Hi! Hope you're enjoying this blog. I have a new home at www.goldsborough.me. Be sure to also check by there for new posts <3

Wednesday, April 1, 2015

Python's built-in zip() function in C++

We all know, use and love Python's built-in zip() function.

In Python, the implementation of the zip() function probably looks like, or at least could be replicated by this cute little lambda:

zip = lambda *args: [[i[n] for i in args] for n in range(len(min(args,key=len)))]

Python, being a weakly typed programming language with support for list comprehensions as well as elements of functional programming such as the lambda function feature shown here, makes it easy to create these super concise, variable length, who-cares-about-types-anyway functions.

Now, if we leave type utopia and enter the world of strongly typed programming languages such as C++, things look a little different.

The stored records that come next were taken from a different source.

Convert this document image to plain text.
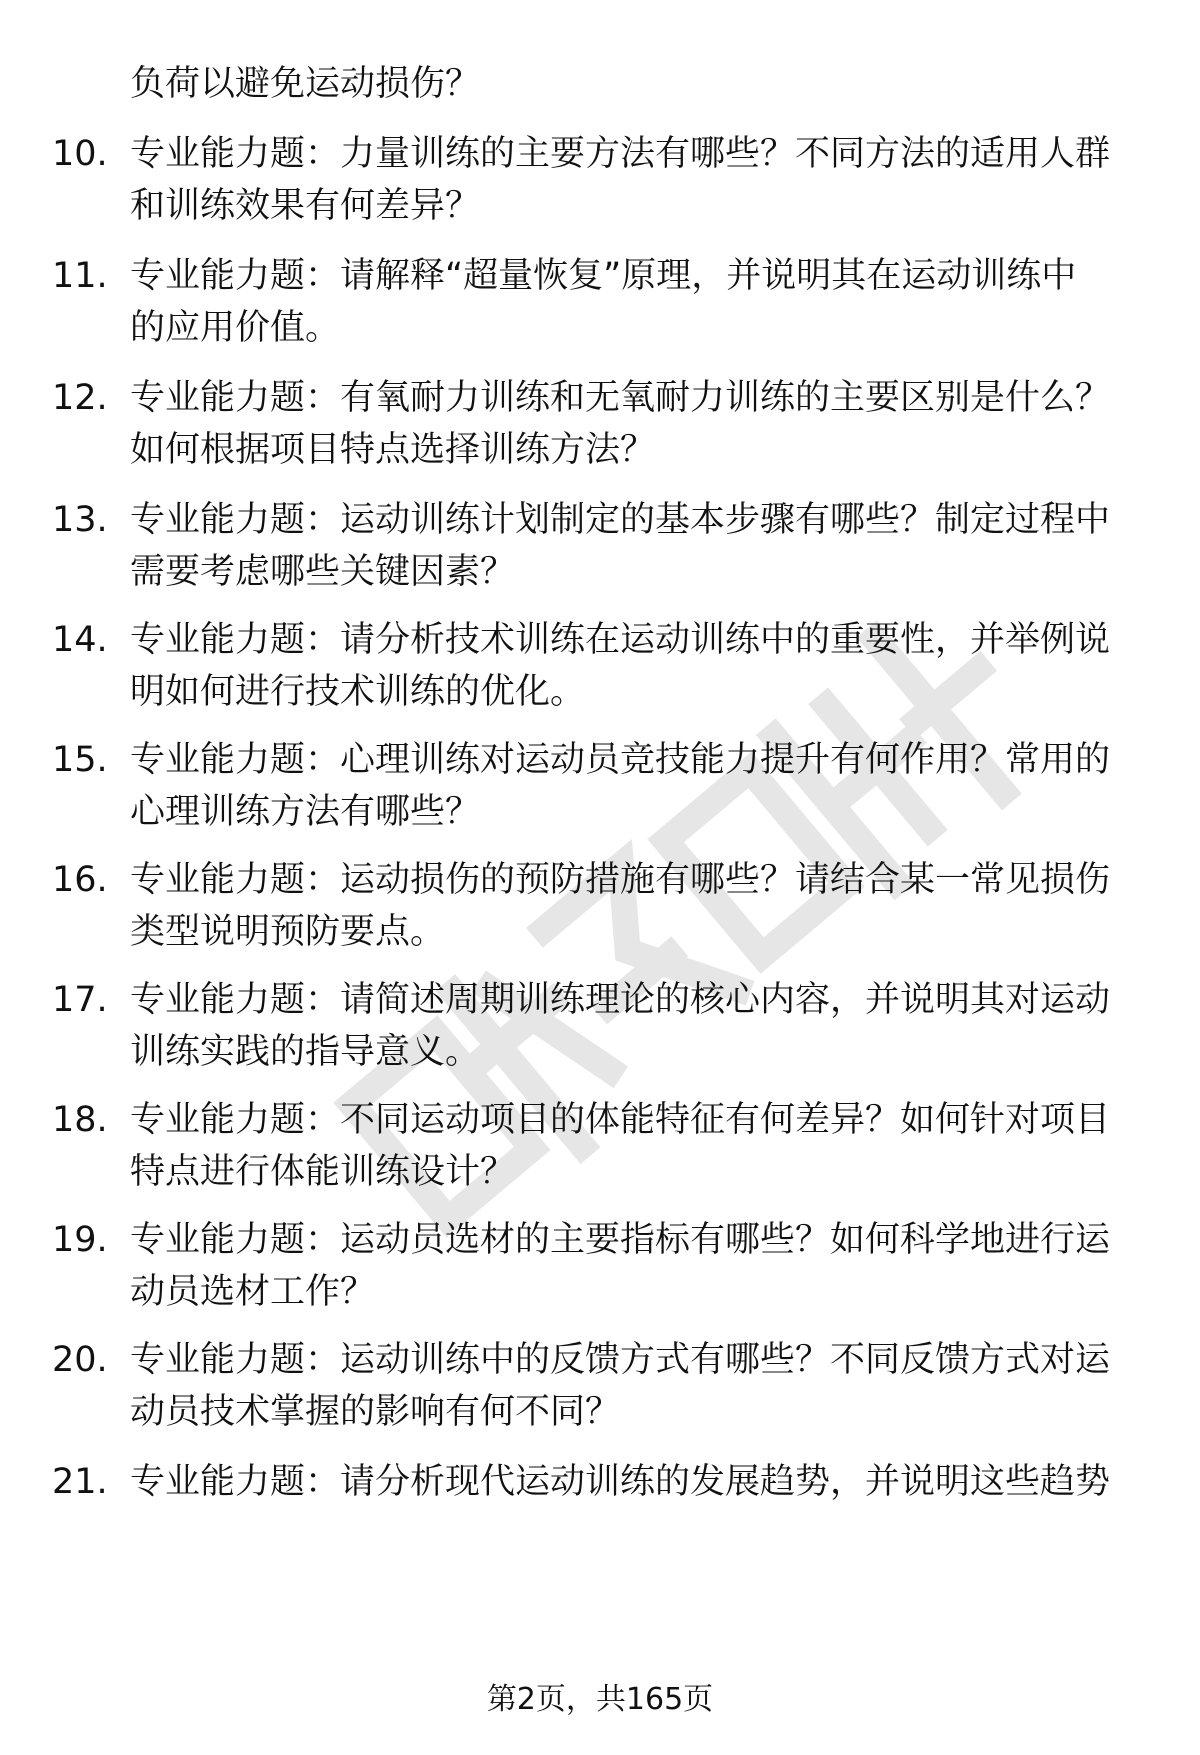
负荷以避免运动损伤？
10. 专业能力题：力量训练的主要方法有哪些？不同方法的适用人群
和训练效果有何差异？
11. 专业能力题：请解释“超量恢复”原理，并说明其在运动训练中
的应用价值。
12. 专业能力题：有氧耐力训练和无氧耐力训练的主要区别是什么？
如何根据项目特点选择训练方法？
13. 专业能力题：运动训练计划制定的基本步骤有哪些？制定过程中
需要考虑哪些关键因素？
14. 专业能力题：请分析技术训练在运动训练中的重要性，并举例说
明如何进行技术训练的优化。
15. 专业能力题：心理训练对运动员竞技能力提升有何作用？常用的
心理训练方法有哪些？
16. 专业能力题：运动损伤的预防措施有哪些？请结合某一常见损伤
类型说明预防要点。
17. 专业能力题：请简述周期训练理论的核心内容，并说明其对运动
训练实践的指导意义。
18. 专业能力题：不同运动项目的体能特征有何差异？如何针对项目
特点进行体能训练设计？
19. 专业能力题：运动员选材的主要指标有哪些？如何科学地进行运
动员选材工作？
20. 专业能力题：运动训练中的反馈方式有哪些？不同反馈方式对运
动员技术掌握的影响有何不同？
21. 专业能力题：请分析现代运动训练的发展趋势，并说明这些趋势
第2页，共165页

Types suddenly matter and variable length parameter lists take a little more thought to implement than simply adding an asterisk (note to self: great success, no longer spelt it asterix). As a matter of fact, parameter packs and variadic template functions, the combination of features we'll use in this tutorial, were only added in C++11, but provide some much-needed and really, really cool functionality.

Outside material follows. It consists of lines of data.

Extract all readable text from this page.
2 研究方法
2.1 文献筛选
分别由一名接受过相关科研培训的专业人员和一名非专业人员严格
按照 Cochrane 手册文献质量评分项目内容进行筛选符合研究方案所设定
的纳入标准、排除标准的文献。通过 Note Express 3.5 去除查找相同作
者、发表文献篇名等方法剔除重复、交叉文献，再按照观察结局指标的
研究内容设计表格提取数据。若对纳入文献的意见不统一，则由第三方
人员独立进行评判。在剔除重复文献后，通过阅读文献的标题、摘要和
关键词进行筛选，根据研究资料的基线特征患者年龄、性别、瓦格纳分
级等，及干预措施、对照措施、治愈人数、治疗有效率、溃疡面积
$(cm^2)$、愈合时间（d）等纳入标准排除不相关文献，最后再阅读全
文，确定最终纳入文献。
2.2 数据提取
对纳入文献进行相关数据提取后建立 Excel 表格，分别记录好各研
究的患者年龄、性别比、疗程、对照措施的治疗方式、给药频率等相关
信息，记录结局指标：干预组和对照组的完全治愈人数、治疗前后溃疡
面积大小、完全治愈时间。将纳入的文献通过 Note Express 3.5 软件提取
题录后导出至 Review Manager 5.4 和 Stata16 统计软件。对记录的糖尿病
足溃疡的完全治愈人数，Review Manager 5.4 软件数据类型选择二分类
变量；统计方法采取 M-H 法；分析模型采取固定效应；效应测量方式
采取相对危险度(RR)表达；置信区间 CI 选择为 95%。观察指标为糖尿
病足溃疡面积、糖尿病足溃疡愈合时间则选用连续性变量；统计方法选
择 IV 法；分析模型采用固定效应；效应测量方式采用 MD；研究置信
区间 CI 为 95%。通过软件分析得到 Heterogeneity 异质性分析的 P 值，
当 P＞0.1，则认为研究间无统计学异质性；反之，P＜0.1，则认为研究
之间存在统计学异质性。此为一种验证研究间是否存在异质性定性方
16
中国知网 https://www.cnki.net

At the end of this tutorial, this C++ code will work:

int main(int argc, char * argv [])
{
    std::vector<int> a = {1,2,3};
    std::vector<int> b = {4,5,12,44};
    std::vector<int> c = {6,7,8,9};
    
    for (auto i : zip(a, b, c))
    {
        for (auto j : i)
        {
            std::cout << j << "\t";
        }
        
        std::cout << std::endl;
    }
}

Pretty concise, no?

Before I show you and describe the code that makes the above behavior possible, let me write a few words about variadic template functions in C++. Basically, they enable us to have template functions that take a variable number of parameters. Example:

void foo()
{ }

template<typename T, typename... Args>
void foo(const T& head, const Args&... tail)
{
    std::cout << head << std::endl;
    
    foo(tail...);
}

Variadic template functions are created by having a parameter pack argument for a template function or class. This parameter pack type is denoted by the "typename" keyword followed by an ellipsis ("...") and a name, in the function above "Args" (seems to be the conventional name for C++ parameter packs). When a function then takes such a parameter pack as an argument, as does foo() above, you can call the function with a variable number of arguments, e.g. foo(1, 2, 3, 4) or foo("lorem", "ipsum").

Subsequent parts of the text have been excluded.